Rating:  Summary: Insistent, haunting Review: I couldn't stop reading the book. I *wanted* to, but I couldn't stop. The story would lurk there in the back of my mind, waiting, asking, 'Don't you want your own questions answered?' Sacrament was deeply engrossing in that it asks the questions that we all ask one time or another: What does life mean? And Clive Barker takes us into his own version of an answer
Rating:  Summary: One for the fireplace! Review: I do not enjoy reading books that start in one time era (present), move back 30 or 40 years and then resume back in the present time zone. Why couldn't it start at the begining and continue on?
My bigest complaint was I couldn't finish it. After reading approx. 33% of it it became apparent to my disgust that the lead character was a homosexual. Would it be too hard to forewarn a potential reader that the the book would have a very strong queer content to it.
Clive Barker is an author I will avoid at all costs!
I still have a repugnant taste when I even think of it (Sacrement)
Rating:  Summary: Sacrament is worth the money!
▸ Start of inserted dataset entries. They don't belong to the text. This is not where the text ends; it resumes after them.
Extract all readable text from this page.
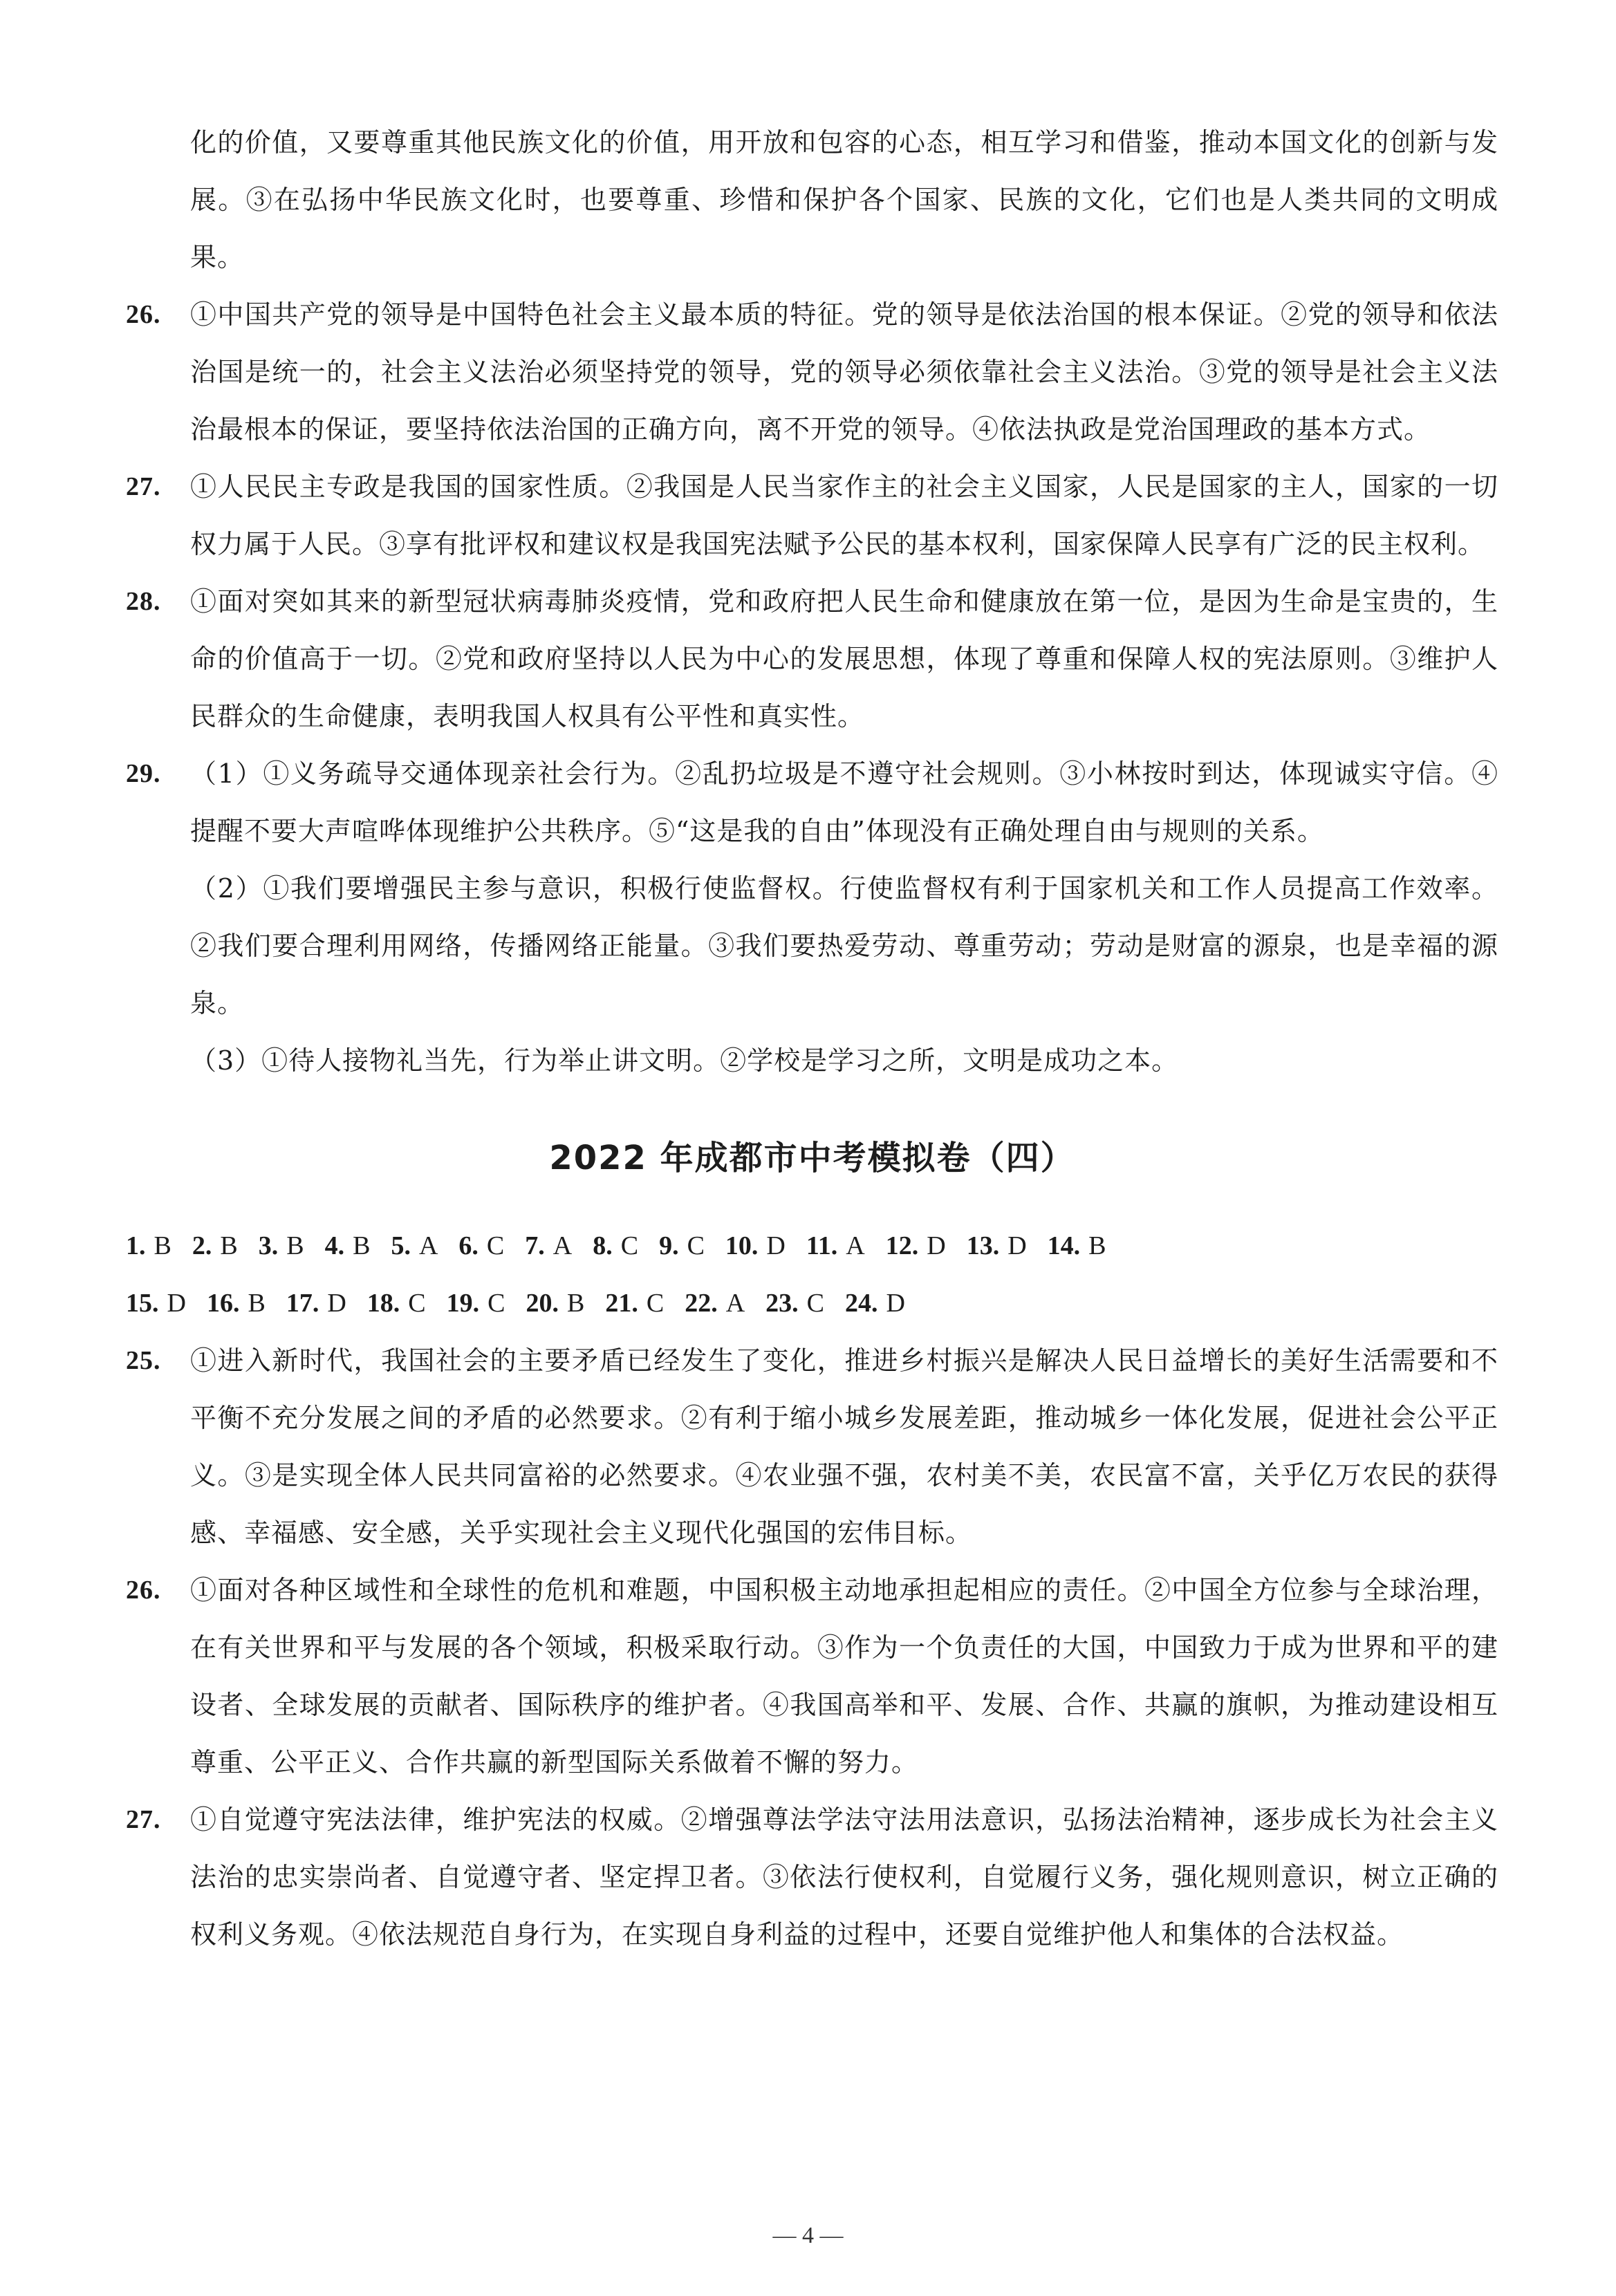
化的价值，又要尊重其他民族文化的价值，用开放和包容的心态，相互学习和借鉴，推动本国文化的创新与发展。③在弘扬中华民族文化时，也要尊重、珍惜和保护各个国家、民族的文化，它们也是人类共同的文明成果。
26. ①中国共产党的领导是中国特色社会主义最本质的特征。党的领导是依法治国的根本保证。②党的领导和依法治国是统一的，社会主义法治必须坚持党的领导，党的领导必须依靠社会主义法治。③党的领导是社会主义法治最根本的保证，要坚持依法治国的正确方向，离不开党的领导。④依法执政是党治国理政的基本方式。
27. ①人民民主专政是我国的国家性质。②我国是人民当家作主的社会主义国家，人民是国家的主人，国家的一切权力属于人民。③享有批评权和建议权是我国宪法赋予公民的基本权利，国家保障人民享有广泛的民主权利。
28. ①面对突如其来的新型冠状病毒肺炎疫情，党和政府把人民生命和健康放在第一位，是因为生命是宝贵的，生命的价值高于一切。②党和政府坚持以人民为中心的发展思想，体现了尊重和保障人权的宪法原则。③维护人民群众的生命健康，表明我国人权具有公平性和真实性。
29. （1）①义务疏导交通体现亲社会行为。②乱扔垃圾是不遵守社会规则。③小林按时到达，体现诚实守信。④提醒不要大声喧哗体现维护公共秩序。⑤“这是我的自由”体现没有正确处理自由与规则的关系。
（2）①我们要增强民主参与意识，积极行使监督权。行使监督权有利于国家机关和工作人员提高工作效率。②我们要合理利用网络，传播网络正能量。③我们要热爱劳动、尊重劳动；劳动是财富的源泉，也是幸福的源泉。
（3）①待人接物礼当先，行为举止讲文明。②学校是学习之所，文明是成功之本。
2022 年成都市中考模拟卷（四）
1. B 2. B 3. B 4. B 5. A 6. C 7. A 8. C 9. C 10. D 11. A 12. D 13. D 14. B
15. D 16. B 17. D 18. C 19. C 20. B 21. C 22. A 23. C 24. D
25. ①进入新时代，我国社会的主要矛盾已经发生了变化，推进乡村振兴是解决人民日益增长的美好生活需要和不平衡不充分发展之间的矛盾的必然要求。②有利于缩小城乡发展差距，推动城乡一体化发展，促进社会公平正义。③是实现全体人民共同富裕的必然要求。④农业强不强，农村美不美，农民富不富，关乎亿万农民的获得感、幸福感、安全感，关乎实现社会主义现代化强国的宏伟目标。
26. ①面对各种区域性和全球性的危机和难题，中国积极主动地承担起相应的责任。②中国全方位参与全球治理，在有关世界和平与发展的各个领域，积极采取行动。③作为一个负责任的大国，中国致力于成为世界和平的建设者、全球发展的贡献者、国际秩序的维护者。④我国高举和平、发展、合作、共赢的旗帜，为推动建设相互尊重、公平正义、合作共赢的新型国际关系做着不懈的努力。
27. ①自觉遵守宪法法律，维护宪法的权威。②增强尊法学法守法用法意识，弘扬法治精神，逐步成长为社会主义法治的忠实崇尚者、自觉遵守者、坚定捍卫者。③依法行使权利，自觉履行义务，强化规则意识，树立正确的权利义务观。④依法规范自身行为，在实现自身利益的过程中，还要自觉维护他人和集体的合法权益。
— 4 —
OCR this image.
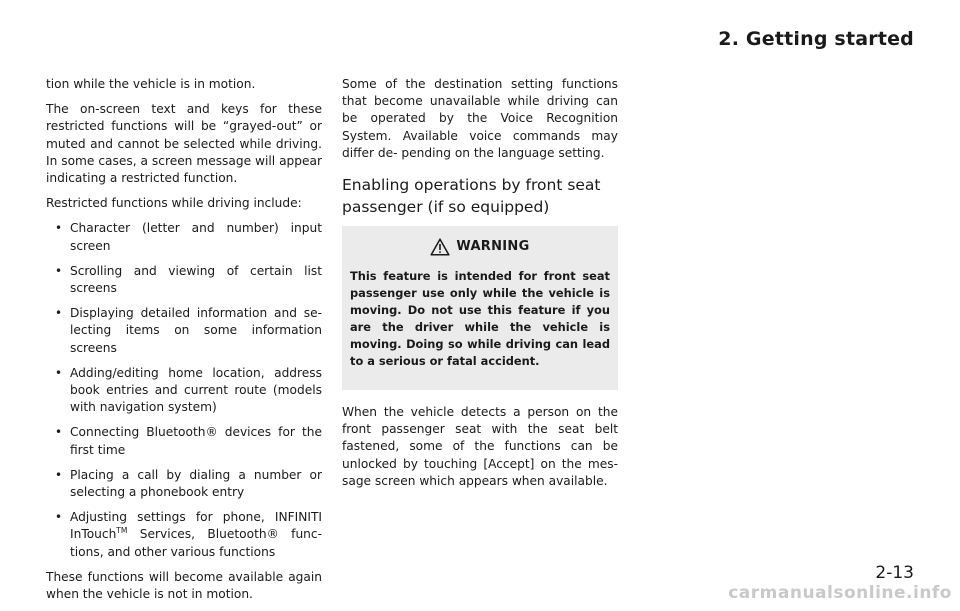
2. Getting started

tion while the vehicle is in motion.

The on-screen text and keys for these restricted functions will be “grayed-out” or muted and cannot be selected while driving. In some cases, a screen message will appear indicating a restricted function.

Restricted functions while driving include:

• Character (letter and number) input screen
• Scrolling and viewing of certain list screens
• Displaying detailed information and se- lecting items on some information screens
• Adding/editing home location, address book entries and current route (models with navigation system)
• Connecting Bluetooth® devices for the first time
• Placing a call by dialing a number or selecting a phonebook entry
• Adjusting settings for phone, INFINITI InTouch™ Services, Bluetooth® func- tions, and other various functions

These functions will become available again when the vehicle is not in motion.

Some of the destination setting functions that become unavailable while driving can be operated by the Voice Recognition System. Available voice commands may differ de- pending on the language setting.

Enabling operations by front seat passenger (if so equipped)
WARNING

This feature is intended for front seat passenger use only while the vehicle is moving. Do not use this feature if you are the driver while the vehicle is moving. Doing so while driving can lead to a serious or fatal accident.

When the vehicle detects a person on the front passenger seat with the seat belt fastened, some of the functions can be unlocked by touching [Accept] on the mes- sage screen which appears when available.

2-13

carmanualsonline.info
Review: I find it outrageous that just because this book's main character is a gay man, immediately people jump to to the assumptions that Mr. Barker himself is gay- well, so what if he is? It does not alter the fact that he is still a good writer. Sacrament, unlike his other two novels I read, (Weaveworld and The Damnation Game) is a far more credible tale, and more enjoyable. I was hoping that Sacrament would redeem Barker of his flop with The Damnation Game, and it did. A pat on the back of this Liverpudlian!